Police Arrest 41 Associated With Failed P2P Lender Tuandai.com

Authorities have arrested 41 people associated with Tuandai.com, one of China’s major peer-to-peer (P2P) lenders, after the platform collapsed in March and left tens of thousands of investors scrambling to get back their life savings.
Tuandai.com co-owners Tang Jun, Zhang Lin and two other people were charged with fraudulent illegal fundraising and illegally collecting people’s deposits. The other 37 suspects were charged with illegally collecting public deposits, according to prosecutors in the city of Dongguan in southern China’s Guangdong province.
The P2P lending website was put under investigation for illegal fundraising by Dongguan police on March 28. That same day, Guangdong Paisheng Smart Technology Co. Ltd, a Shenzhen-listed company controlled by Tang, asked that trading in its stock be suspended because of fears of sharp fluctuations in its price because it had failed to reveal “key issues.”
Co-founded in 2012 by Tang and Zhang, Tuandai.com was one of the earliest participants in the country’s frenzy to take advantage of the online lending boom. Hundreds of P2P platforms have collapsed in the past two years after authorities tightened controls on this sector to reduce financial risks.
As of February 28, the platform had matched 220,000 lenders with 370,000 borrowers, with a total loan balance amounting to 14.5 billion yuan ($2.2 billion).
Many of the investors have reported to authorities hoping to get back their losses. Dongguan police said they have received more than 150,000 cases of people reporting losses from investing on Tuandai.com.

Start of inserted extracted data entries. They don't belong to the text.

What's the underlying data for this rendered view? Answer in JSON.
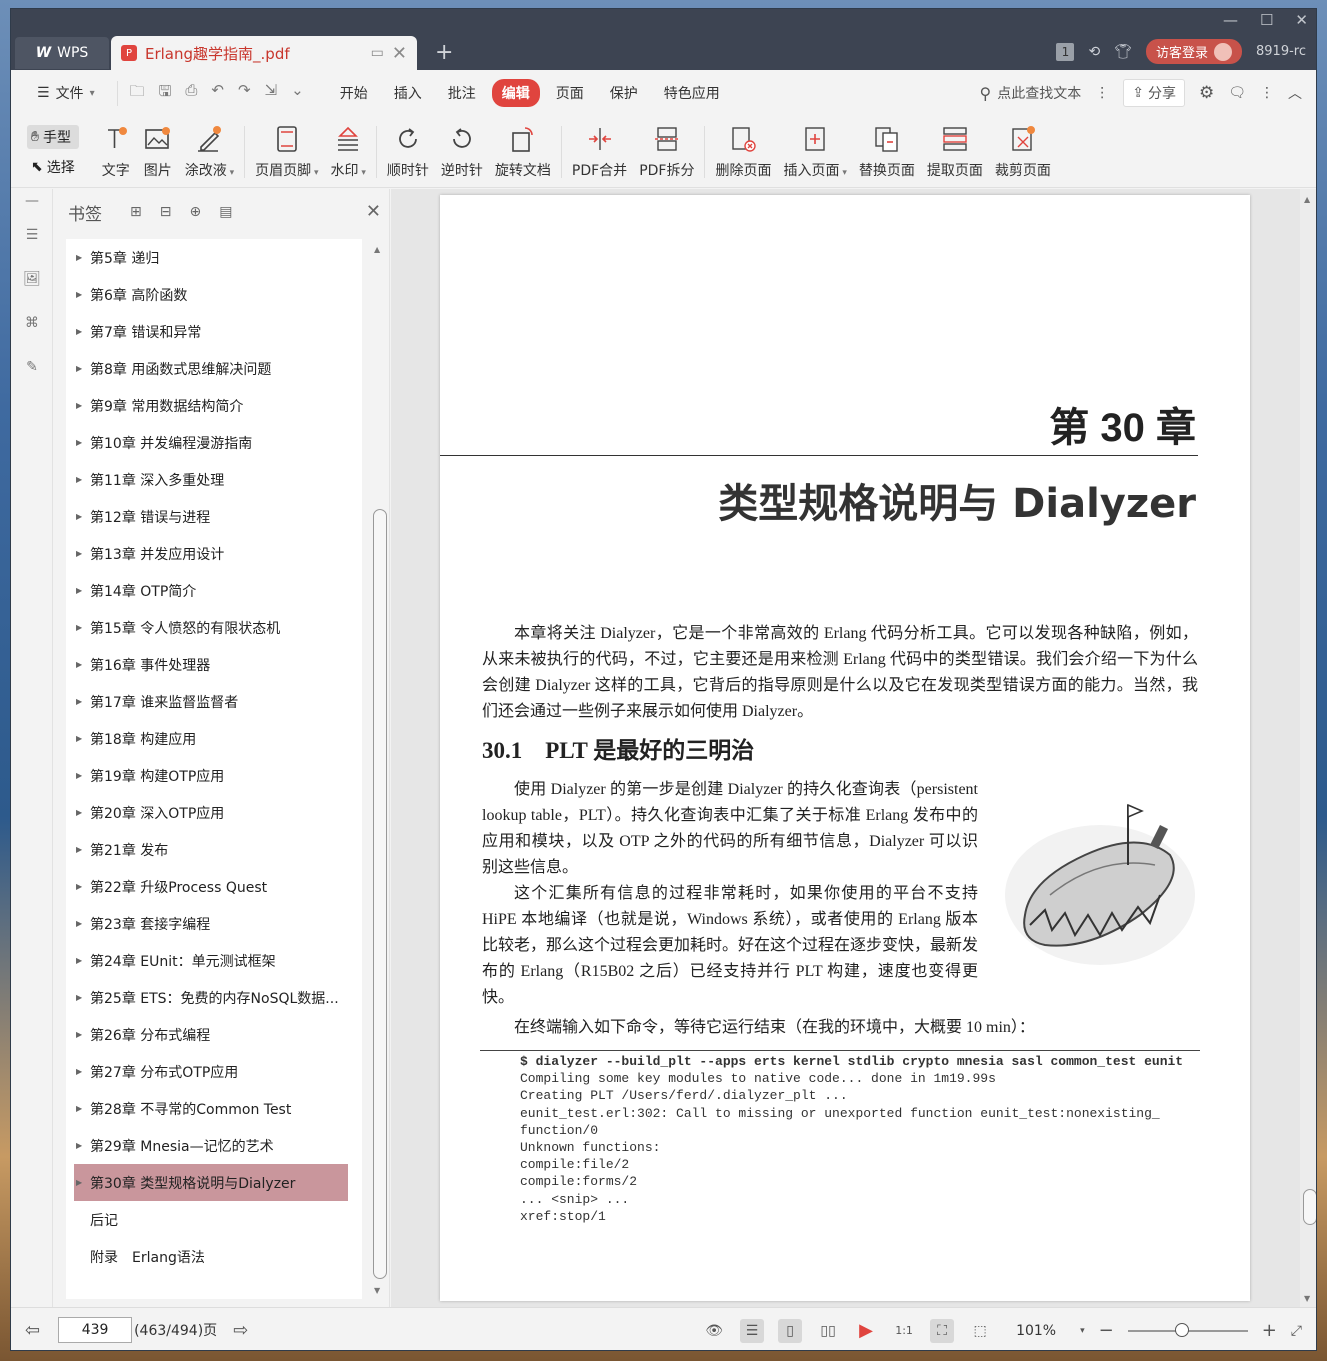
{
  "titlebar": {
    "app_tab": "WPS",
    "doc_tab": "Erlang趣学指南_.pdf",
    "page_badge": "1",
    "login": "访客登录",
    "version": "8919-rc"
  },
  "menubar": {
    "file": "文件",
    "items": [
      "开始",
      "插入",
      "批注",
      "编辑",
      "页面",
      "保护",
      "特色应用"
    ],
    "active": "编辑",
    "search": "点此查找文本",
    "share": "分享"
  },
  "toolbar": {
    "hand": "手型",
    "select": "选择",
    "tools": [
      "文字",
      "图片",
      "涂改液",
      "页眉页脚",
      "水印",
      "顺时针",
      "逆时针",
      "旋转文档",
      "PDF合并",
      "PDF拆分",
      "删除页面",
      "插入页面",
      "替换页面",
      "提取页面",
      "裁剪页面"
    ]
  },
  "bookmarks": {
    "title": "书签",
    "items": [
      "第5章 递归",
      "第6章 高阶函数",
      "第7章 错误和异常",
      "第8章 用函数式思维解决问题",
      "第9章 常用数据结构简介",
      "第10章 并发编程漫游指南",
      "第11章 深入多重处理",
      "第12章 错误与进程",
      "第13章 并发应用设计",
      "第14章 OTP简介",
      "第15章 令人愤怒的有限状态机",
      "第16章 事件处理器",
      "第17章 谁来监督监督者",
      "第18章 构建应用",
      "第19章 构建OTP应用",
      "第20章 深入OTP应用",
      "第21章 发布",
      "第22章 升级Process Quest",
      "第23章 套接字编程",
      "第24章 EUnit：单元测试框架",
      "第25章 ETS：免费的内存NoSQL数据...",
      "第26章 分布式编程",
      "第27章 分布式OTP应用",
      "第28章 不寻常的Common Test",
      "第29章 Mnesia—记忆的艺术",
      "第30章 类型规格说明与Dialyzer"
    ],
    "plain_items": [
      "后记",
      "附录　Erlang语法"
    ]
  },
  "page": {
    "chapter_number": "第 30 章",
    "chapter_title": "类型规格说明与 Dialyzer",
    "intro": "本章将关注 Dialyzer，它是一个非常高效的 Erlang 代码分析工具。它可以发现各种缺陷，例如，从来未被执行的代码，不过，它主要还是用来检测 Erlang 代码中的类型错误。我们会介绍一下为什么会创建 Dialyzer 这样的工具，它背后的指导原则是什么以及它在发现类型错误方面的能力。当然，我们还会通过一些例子来展示如何使用 Dialyzer。",
    "section_title": "30.1　PLT 是最好的三明治",
    "p1": "使用 Dialyzer 的第一步是创建 Dialyzer 的持久化查询表（persistent lookup table，PLT）。持久化查询表中汇集了关于标准 Erlang 发布中的应用和模块，以及 OTP 之外的代码的所有细节信息，Dialyzer 可以识别这些信息。",
    "p2": "这个汇集所有信息的过程非常耗时，如果你使用的平台不支持 HiPE 本地编译（也就是说，Windows 系统），或者使用的 Erlang 版本比较老，那么这个过程会更加耗时。好在这个过程在逐步变快，最新发布的 Erlang（R15B02 之后）已经支持并行 PLT 构建，速度也变得更快。",
    "p3": "在终端输入如下命令，等待它运行结束（在我的环境中，大概要 10 min）：",
    "code": [
      "$ dialyzer --build_plt --apps erts kernel stdlib crypto mnesia sasl common_test eunit",
      "Compiling some key modules to native code... done in 1m19.99s",
      "Creating PLT /Users/ferd/.dialyzer_plt ...",
      "eunit_test.erl:302: Call to missing or unexported function eunit_test:nonexisting_",
      "function/0",
      "Unknown functions:",
      "compile:file/2",
      "compile:forms/2",
      "... <snip> ...",
      "xref:stop/1"
    ]
  },
  "status": {
    "page_input": "439",
    "page_total": "(463/494)页",
    "zoom": "101%"
  },
  "colors": {
    "accent": "#e0443e",
    "selected_bookmark": "#c9969c",
    "titlebar": "#3d4452"
  }
}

By April 2, authorities have frozen 3.1 billion yuan in Tuandai.com’s bank accounts, confiscated 35 housing properties, one aircraft and 40 automobiles.

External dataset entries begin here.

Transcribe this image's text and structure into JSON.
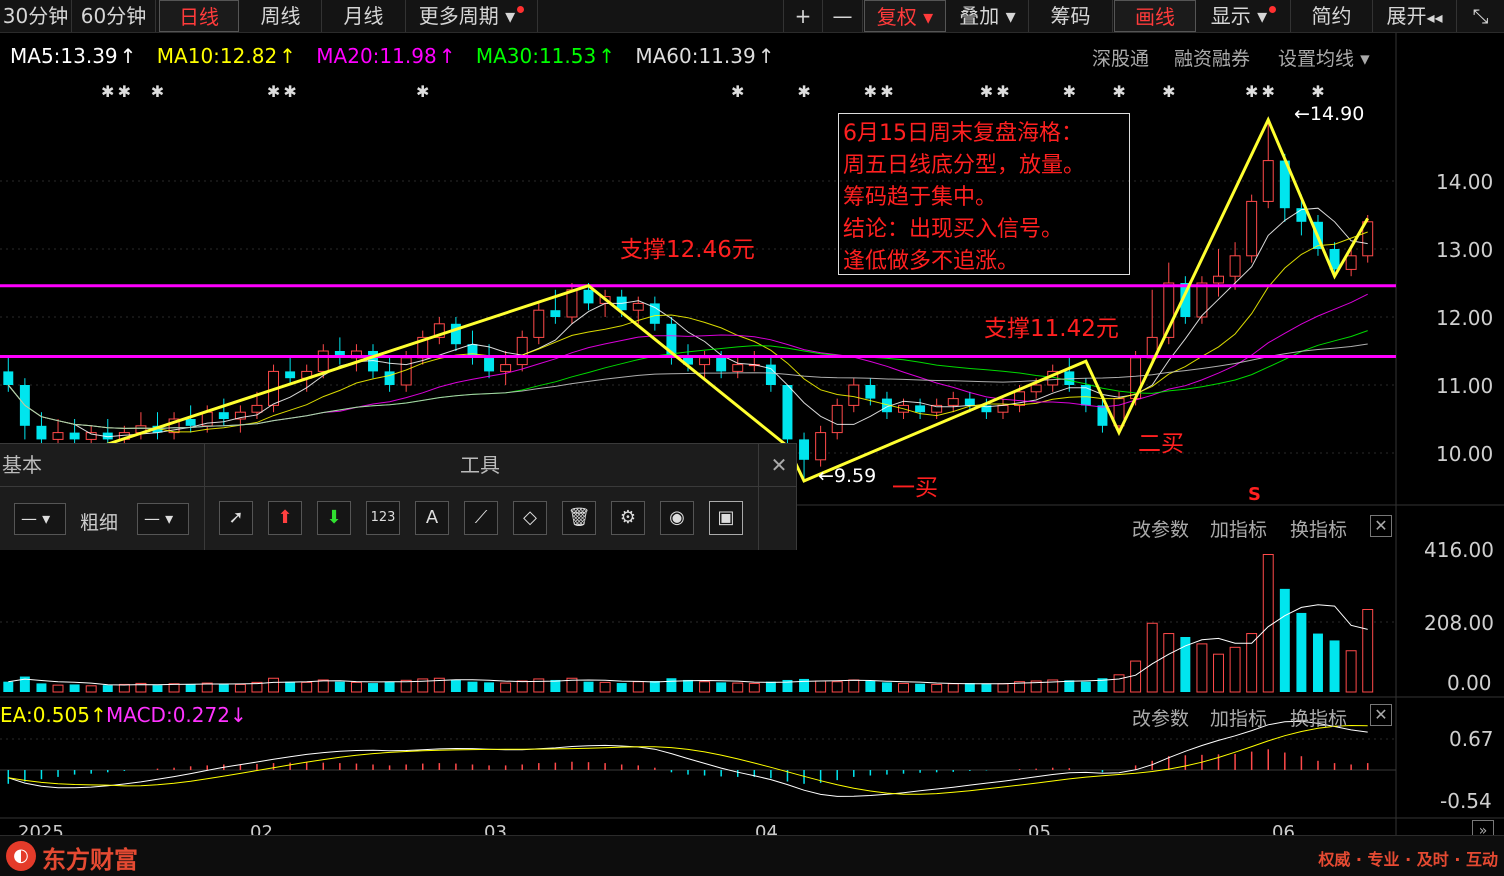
{
  "toolbar": {
    "periods": [
      "30分钟",
      "60分钟",
      "日线",
      "周线",
      "月线",
      "更多周期"
    ],
    "active_period": "日线",
    "right_buttons": [
      "+",
      "—",
      "复权",
      "叠加",
      "筹码",
      "画线",
      "显示",
      "简约",
      "展开"
    ],
    "restore_label": "复权",
    "draw_label": "画线"
  },
  "ma_indicators": [
    {
      "label": "MA5:13.39",
      "color": "#ffffff"
    },
    {
      "label": "MA10:12.82",
      "color": "#ffff00"
    },
    {
      "label": "MA20:11.98",
      "color": "#ff00ff"
    },
    {
      "label": "MA30:11.53",
      "color": "#00ff00"
    },
    {
      "label": "MA60:11.39",
      "color": "#dddddd"
    }
  ],
  "right_links": {
    "sgt": "深股通",
    "margin": "融资融券",
    "set_ma": "设置均线"
  },
  "annotations": {
    "note_lines": [
      "6月15日周末复盘海格：",
      "周五日线底分型，放量。",
      "筹码趋于集中。",
      "结论：出现买入信号。",
      "逢低做多不追涨。"
    ],
    "support1": "支撑12.46元",
    "support2": "支撑11.42元",
    "high_label": "14.90",
    "low_label": "9.59",
    "buy1": "一买",
    "buy2": "二买",
    "s_mark": "S"
  },
  "price_axis": [
    "14.00",
    "13.00",
    "12.00",
    "11.00",
    "10.00"
  ],
  "volume_axis": [
    "416.00",
    "208.00",
    "0.00"
  ],
  "macd_axis": [
    "0.67",
    "-0.54"
  ],
  "sub_panel_links": {
    "change_param": "改参数",
    "add_indicator": "加指标",
    "switch_indicator": "换指标"
  },
  "macd_labels": {
    "dea": "EA:0.505",
    "macd": "MACD:0.272"
  },
  "x_axis": [
    "2025",
    "02",
    "03",
    "04",
    "05",
    "06"
  ],
  "draw_panel": {
    "basic": "基本",
    "tools": "工具",
    "thickness": "粗细",
    "tool_icons": [
      "pointer-icon",
      "up-arrow-icon",
      "down-arrow-icon",
      "number-icon",
      "text-icon",
      "ruler-icon",
      "eraser-icon",
      "trash-icon",
      "gear-icon",
      "eye-icon",
      "image-icon"
    ]
  },
  "footer": {
    "brand": "东方财富",
    "slogan": "权威 · 专业 · 及时 · 互动"
  },
  "chart_data": {
    "type": "candlestick",
    "price_range": [
      9.4,
      15.2
    ],
    "support_levels": [
      12.46,
      11.42
    ],
    "key_points": {
      "high": 14.9,
      "low": 9.59
    },
    "candles": [
      [
        11.2,
        11.4,
        10.9,
        11.0
      ],
      [
        11.0,
        11.1,
        10.2,
        10.4
      ],
      [
        10.4,
        10.6,
        10.0,
        10.2
      ],
      [
        10.2,
        10.5,
        10.0,
        10.3
      ],
      [
        10.3,
        10.5,
        10.1,
        10.2
      ],
      [
        10.2,
        10.4,
        10.0,
        10.3
      ],
      [
        10.3,
        10.5,
        10.1,
        10.2
      ],
      [
        10.2,
        10.4,
        10.1,
        10.3
      ],
      [
        10.3,
        10.6,
        10.2,
        10.4
      ],
      [
        10.4,
        10.6,
        10.2,
        10.3
      ],
      [
        10.3,
        10.6,
        10.2,
        10.5
      ],
      [
        10.5,
        10.7,
        10.3,
        10.4
      ],
      [
        10.4,
        10.7,
        10.3,
        10.6
      ],
      [
        10.6,
        10.8,
        10.4,
        10.5
      ],
      [
        10.5,
        10.7,
        10.3,
        10.6
      ],
      [
        10.6,
        10.9,
        10.5,
        10.7
      ],
      [
        10.7,
        11.3,
        10.6,
        11.2
      ],
      [
        11.2,
        11.4,
        11.0,
        11.1
      ],
      [
        11.1,
        11.3,
        10.9,
        11.2
      ],
      [
        11.2,
        11.6,
        11.1,
        11.5
      ],
      [
        11.5,
        11.7,
        11.3,
        11.4
      ],
      [
        11.4,
        11.6,
        11.2,
        11.5
      ],
      [
        11.5,
        11.6,
        11.1,
        11.2
      ],
      [
        11.2,
        11.4,
        10.9,
        11.0
      ],
      [
        11.0,
        11.5,
        10.9,
        11.4
      ],
      [
        11.4,
        11.8,
        11.3,
        11.7
      ],
      [
        11.7,
        12.0,
        11.6,
        11.9
      ],
      [
        11.9,
        12.0,
        11.5,
        11.6
      ],
      [
        11.6,
        11.8,
        11.3,
        11.4
      ],
      [
        11.4,
        11.6,
        11.1,
        11.2
      ],
      [
        11.2,
        11.5,
        11.0,
        11.3
      ],
      [
        11.3,
        11.8,
        11.2,
        11.7
      ],
      [
        11.7,
        12.2,
        11.6,
        12.1
      ],
      [
        12.1,
        12.4,
        11.9,
        12.0
      ],
      [
        12.0,
        12.5,
        11.9,
        12.4
      ],
      [
        12.4,
        12.5,
        12.1,
        12.2
      ],
      [
        12.2,
        12.4,
        12.0,
        12.3
      ],
      [
        12.3,
        12.4,
        12.0,
        12.1
      ],
      [
        12.1,
        12.3,
        11.9,
        12.2
      ],
      [
        12.2,
        12.3,
        11.8,
        11.9
      ],
      [
        11.9,
        12.0,
        11.3,
        11.4
      ],
      [
        11.4,
        11.6,
        11.2,
        11.3
      ],
      [
        11.3,
        11.5,
        11.1,
        11.4
      ],
      [
        11.4,
        11.5,
        11.1,
        11.2
      ],
      [
        11.2,
        11.4,
        11.1,
        11.3
      ],
      [
        11.3,
        11.5,
        11.2,
        11.3
      ],
      [
        11.3,
        11.4,
        10.9,
        11.0
      ],
      [
        11.0,
        11.0,
        10.1,
        10.2
      ],
      [
        10.2,
        10.3,
        9.59,
        9.9
      ],
      [
        9.9,
        10.4,
        9.8,
        10.3
      ],
      [
        10.3,
        10.8,
        10.2,
        10.7
      ],
      [
        10.7,
        11.1,
        10.6,
        11.0
      ],
      [
        11.0,
        11.1,
        10.7,
        10.8
      ],
      [
        10.8,
        10.9,
        10.5,
        10.6
      ],
      [
        10.6,
        10.8,
        10.5,
        10.7
      ],
      [
        10.7,
        10.8,
        10.5,
        10.6
      ],
      [
        10.6,
        10.8,
        10.5,
        10.7
      ],
      [
        10.7,
        10.9,
        10.6,
        10.8
      ],
      [
        10.8,
        10.9,
        10.6,
        10.7
      ],
      [
        10.7,
        10.8,
        10.5,
        10.6
      ],
      [
        10.6,
        10.8,
        10.5,
        10.7
      ],
      [
        10.7,
        11.0,
        10.6,
        10.9
      ],
      [
        10.9,
        11.1,
        10.8,
        11.0
      ],
      [
        11.0,
        11.3,
        10.9,
        11.2
      ],
      [
        11.2,
        11.4,
        10.9,
        11.0
      ],
      [
        11.0,
        11.1,
        10.6,
        10.7
      ],
      [
        10.7,
        10.8,
        10.3,
        10.4
      ],
      [
        10.4,
        10.9,
        10.3,
        10.8
      ],
      [
        10.8,
        11.5,
        10.7,
        11.4
      ],
      [
        11.4,
        12.4,
        11.3,
        11.7
      ],
      [
        11.7,
        12.8,
        11.6,
        12.5
      ],
      [
        12.5,
        12.6,
        11.9,
        12.0
      ],
      [
        12.0,
        12.6,
        11.9,
        12.5
      ],
      [
        12.5,
        13.0,
        12.3,
        12.6
      ],
      [
        12.6,
        13.1,
        12.4,
        12.9
      ],
      [
        12.9,
        13.8,
        12.8,
        13.7
      ],
      [
        13.7,
        14.9,
        13.6,
        14.3
      ],
      [
        14.3,
        14.4,
        13.4,
        13.6
      ],
      [
        13.6,
        13.8,
        13.2,
        13.4
      ],
      [
        13.4,
        13.5,
        12.9,
        13.0
      ],
      [
        13.0,
        13.1,
        12.6,
        12.7
      ],
      [
        12.7,
        13.0,
        12.6,
        12.9
      ],
      [
        12.9,
        13.5,
        12.8,
        13.4
      ]
    ],
    "volume": [
      30,
      45,
      25,
      20,
      22,
      18,
      20,
      22,
      25,
      20,
      24,
      22,
      26,
      24,
      22,
      28,
      40,
      30,
      28,
      35,
      30,
      28,
      26,
      30,
      34,
      38,
      40,
      35,
      30,
      28,
      26,
      32,
      38,
      35,
      40,
      30,
      28,
      26,
      30,
      32,
      40,
      35,
      30,
      28,
      26,
      25,
      30,
      35,
      38,
      32,
      30,
      35,
      32,
      28,
      25,
      24,
      22,
      24,
      26,
      25,
      24,
      30,
      32,
      35,
      34,
      30,
      40,
      50,
      90,
      200,
      170,
      160,
      140,
      110,
      130,
      170,
      400,
      300,
      230,
      170,
      150,
      120,
      240
    ],
    "macd_hist": [
      -0.3,
      -0.25,
      -0.2,
      -0.15,
      -0.1,
      -0.08,
      -0.05,
      -0.02,
      0,
      0.03,
      0.05,
      0.08,
      0.1,
      0.12,
      0.12,
      0.13,
      0.15,
      0.16,
      0.17,
      0.16,
      0.15,
      0.14,
      0.12,
      0.1,
      0.12,
      0.14,
      0.15,
      0.14,
      0.12,
      0.1,
      0.1,
      0.12,
      0.15,
      0.16,
      0.18,
      0.17,
      0.15,
      0.12,
      0.1,
      0.05,
      -0.05,
      -0.1,
      -0.12,
      -0.14,
      -0.15,
      -0.15,
      -0.18,
      -0.25,
      -0.3,
      -0.28,
      -0.22,
      -0.15,
      -0.12,
      -0.1,
      -0.08,
      -0.06,
      -0.05,
      -0.04,
      -0.02,
      -0.01,
      0,
      0.02,
      0.03,
      0.05,
      0.04,
      0.0,
      -0.05,
      0.0,
      0.1,
      0.2,
      0.3,
      0.32,
      0.33,
      0.34,
      0.35,
      0.4,
      0.45,
      0.38,
      0.3,
      0.2,
      0.15,
      0.12,
      0.15
    ],
    "x_labels": [
      "2025",
      "02",
      "03",
      "04",
      "05",
      "06"
    ]
  }
}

After discovering Tang and Zhang had tried to transfer and hide some of their assets before the start of the investigation, police started to freeze their bank accounts. As of April 19, police had uncovered more than 880 million yuan that Tang and Zhang tried to hide.
After trading resumed in April, Paisheng Technology’s stock price continued to fall. It dropped to 20 yuan per share on April 26, less than half its price of 52 yuan on March 27.